Wat doen we met ‘wereldmuziek’?
Dat gebeurt ook bij Belgian World Music Network, de lokale netwerkorganisatie voor de sector, waarvan VI.BE actief lid en ondersteunende partner is. Tijdens een online sessie in november 2020 (georganiseerd ter vervanging van de jaarlijkse fysieke sectordag) werd het hete hangijzer van de term ‘wereldmuziek’ voorgelegd aan een divers panel van sprekers die op één of andere manier voeling hebben met de problematiek. Eén van de sprekers was Mehdi Maréchal, de coördinator van het Vlaams-Marokkaans culturenhuis Darna. Niet alleen is Mehdi beroepsmatig zeer betrokken bij het debat rond diversiteit en participatie, hij is ook nog eens een fervent liefhebber van muziek van over heel de wereld
Erfenis van het koloniaal denken
In zijn betoog legt Mehdi meteen de vinger op de wonde: de term ‘wereldmuziek’ stamt nog uit een tijd waarin de lokale gemeenschap veel homogener was, sociaal en cultureel. Het is een beeld dat ondertussen in de gemondialiseerde samenleving compleet verouderd is: het is zelfs al ondenkbaar geworden dat iedereen rondom je heen ongeveer hetzelfde eruit ziet, dezelfde levensloop kent, hetzelfde gelooft, hetzelfde eet, of naar dezelfde muziek luistert.
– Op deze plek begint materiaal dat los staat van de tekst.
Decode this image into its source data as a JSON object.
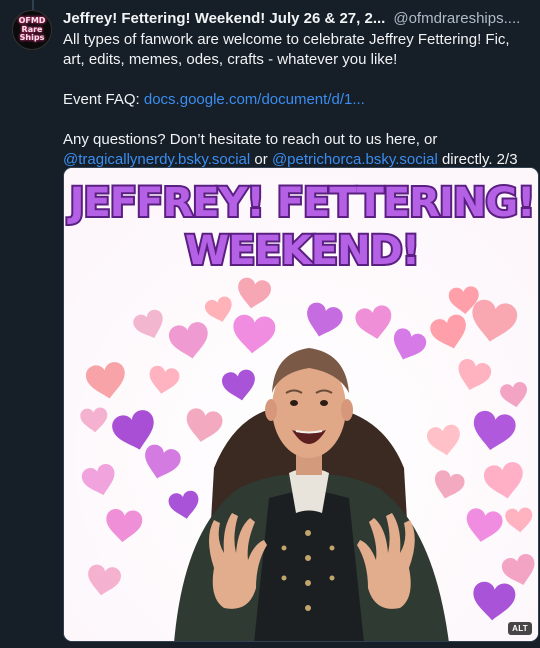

Daarnaast heeft de term in onze Westerse samenleving ook een meer kwalijke implicatie die nauw verweven is met onderhuidse mechanismen van ontvoogding en participatie. In een hiërarchie kan taal en woordgebruik vaak aangewend worden als een machtsinstrument, al dan niet bewust. Een op het eerste zicht onschuldig woord kan een context meedragen die in het gebruik verwijst naar een stigma of een kwalijk verleden. In het woord ‘wereldmuziek’ wordt met ‘wereld-’ eigenlijk verwezen naar ‘alles wat niet eigen (Westers) is’, een koloniale gedachte dus.
Mehdi: “Daarmee wil ik zeker niet zeggen dat iedereen die de term gebruikt een verdoken koloniaal is. Maar ’t is om te beginnen wel belangrijk om te beseffen met welk tijdskader het woord is verbonden: een periode in de Westerse geschiedenis die vandaag eigenlijk volledig achterhaald is, en die vele onaangename associaties meebrengt voor iemand die stamt uit een andere cultuur.”
Daarnaast vraagt Mehdi zich af of er in de multiculturele samenleving nog wel plek is voor de opdeling tussen autochtoon en buitenlands, tussen eigen en vreemd. Kunst en cultuur is daarbij altijd een goede barometer om te peilen hoe de maatschappij is geëvolueerd.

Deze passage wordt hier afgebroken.